Brexit Bulletin: Damaged Goods
(Bloomberg) -- Today in Brexit: Business fears the prospect of no deal, but the real threat to Britain is the irreversible damage that’s already been done.
Running down the clock to Brexit day may be a useful negotiating device for Prime Minister Theresa May. But as politicians play a slow game, time is actually running out for business. Whatever happens now in Parliament, plenty of economic damage has already been done — some of it irreversible.
Airbus made headlines yesterday with dire warnings that it would be forced to move investments in a no-deal scenario. Ford Motor reportedly reckons a crash-out scenario would cost it as much as $1 billion. But even if there is a deal — even a good one at the 11th hour that fulfills what business wanted all along — real damage has already been done.
Citigroup CEO Michael Corbat this week gave a clue about what the future of the City of London might look like: European business will move, U.K. business will stay, and there’s a big question mark over whether its rest-of-the-world business will still get booked through London. That goes to the heart of the future of the City as a global center, as my colleague Elisa Martinuzzi wrote this week.
Money is flooding out of London: Five of the largest banks intend to move 750 billion euros ($855 billion) of balance-sheet assets to Frankfurt, Bloomberg reported this week. That shift is seen by some as irreversible. Banks have mostly chosen Frankfurt, while Amsterdam has waged a successful campaign to lure trading venues and algorithmic traders.
In others sectors too, headlines about no-deal planning and car plants being idled around Brexit day overshadow longer-term decisions that won’t be easily reversed. Japanese companies are relocating to avoid losing access to the European market. Panasonic is moving its headquarters to Amsterdam from the outskirts of London. Dyson’s relocation to Singapore may have nothing to do with Brexit — the company says — but its exit still resonates because of what it says about Britain’s future role in a competitive global marketplace.
Airbus CEO Tom Enders made the point more explicitly. “Make no mistake, there are plenty of countries out there who would love to build the wings for Airbus aircraft,” Enders said. “In a global economy, the U.K. no longer has the capability to go it alone.”

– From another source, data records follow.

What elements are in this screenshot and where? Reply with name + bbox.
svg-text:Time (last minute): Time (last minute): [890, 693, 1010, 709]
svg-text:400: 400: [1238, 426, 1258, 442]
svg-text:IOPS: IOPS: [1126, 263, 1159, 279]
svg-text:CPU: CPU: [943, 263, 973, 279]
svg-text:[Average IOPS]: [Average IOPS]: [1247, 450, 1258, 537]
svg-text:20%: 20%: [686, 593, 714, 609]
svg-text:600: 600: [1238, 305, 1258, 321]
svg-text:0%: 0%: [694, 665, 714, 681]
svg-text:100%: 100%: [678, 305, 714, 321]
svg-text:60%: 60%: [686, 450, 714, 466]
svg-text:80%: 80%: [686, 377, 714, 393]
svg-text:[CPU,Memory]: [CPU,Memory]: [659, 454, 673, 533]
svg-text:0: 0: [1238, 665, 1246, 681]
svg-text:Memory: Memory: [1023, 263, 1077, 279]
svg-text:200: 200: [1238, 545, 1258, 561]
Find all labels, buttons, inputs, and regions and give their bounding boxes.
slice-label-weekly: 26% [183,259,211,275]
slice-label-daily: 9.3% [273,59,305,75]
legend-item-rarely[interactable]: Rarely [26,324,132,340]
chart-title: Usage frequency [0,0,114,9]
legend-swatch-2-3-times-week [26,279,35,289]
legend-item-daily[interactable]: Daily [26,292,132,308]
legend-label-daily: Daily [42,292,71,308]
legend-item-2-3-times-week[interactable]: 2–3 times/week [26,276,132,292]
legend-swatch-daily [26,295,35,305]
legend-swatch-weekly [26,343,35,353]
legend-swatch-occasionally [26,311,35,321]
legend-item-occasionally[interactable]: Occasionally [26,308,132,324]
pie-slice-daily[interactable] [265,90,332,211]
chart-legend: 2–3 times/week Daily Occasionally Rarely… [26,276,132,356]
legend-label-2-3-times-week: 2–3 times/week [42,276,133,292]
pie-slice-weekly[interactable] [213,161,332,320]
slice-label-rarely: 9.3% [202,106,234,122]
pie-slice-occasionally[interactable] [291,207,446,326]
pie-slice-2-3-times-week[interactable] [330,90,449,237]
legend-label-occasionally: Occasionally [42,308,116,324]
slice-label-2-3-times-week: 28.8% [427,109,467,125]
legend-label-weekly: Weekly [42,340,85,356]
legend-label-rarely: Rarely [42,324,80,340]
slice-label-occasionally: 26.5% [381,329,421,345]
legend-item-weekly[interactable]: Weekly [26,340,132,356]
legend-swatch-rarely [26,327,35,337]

Bloomberg is keeping track of those companies that have left, or set up new headquarters, or cut staff because of Brexit. It’s a pretty long list.
Britain needs to replicate more than 30 trade deals with countries around the world. Time is running out.
The European Union is now tying itself in knots over the Irish border, Ian Wishart reports from Brussels.
Brexit in Brief
DUP Backs the Bid | Northern Ireland’s Democratic Unionist Party will back May’s Brexit deal if she secures from Brussels a time-limit on the Irish border backstop, the Sun reports. That’s a big if. Lawmakers could demonstrate next week how much support there is in Parliament to put an expiry date on the much hated measure. The EU has repeatedly said it won’t reopen the deal.
“Real Risks” | Chancellor of the Exchequer Philip Hammond told Bloomberg TV's Francine Lacqua this morning that there is a “very real” risk of a no-deal Brexit. The government wants to find a compromise that avoids the extremes of a no-deal and no Brexit at all, but right now there's not a majority for anything in Parliament. Still, he said the next vote on Jan. 29 isn't a "high noon" moment. On Wednesday, he told investors at Davos that a second referendum could prove more dangerous for business than Brexit.
Will She Resign? | Pensions Secretary Amber Rudd has told the BBC’s Newsnight she’s still arguing inside government for Conservative members of Parliament to be allowed to vote as they choose on Tuesday. Asked if she’d resign to vote as she wanted, she replied: “I am committed to making sure we avoid no-deal.”
She Said What? | Lithuanian President Dalia Grybauskaite, one of the EU’s most colorful and outspoken figures, went off-script on Thursday. Delaying Brexit would just prolong “chaos,” and it might be better to get on with it, she said. “In that case, it's better to finish this chaos sooner, even with no deal,” she said. “Because I know that even in a worst-case scenario we will start immediately to negotiate with the U.K. on special narrow sectoral questions. It will take a few months.”
Even The Queen’s Had Enough | Queen Elizabeth spoke of the need to come “together to seek out common ground,” and respect “different points of view,” in a speech to the Women’s Institute. A veiled call to members of Parliament to stop bickering over Brexit?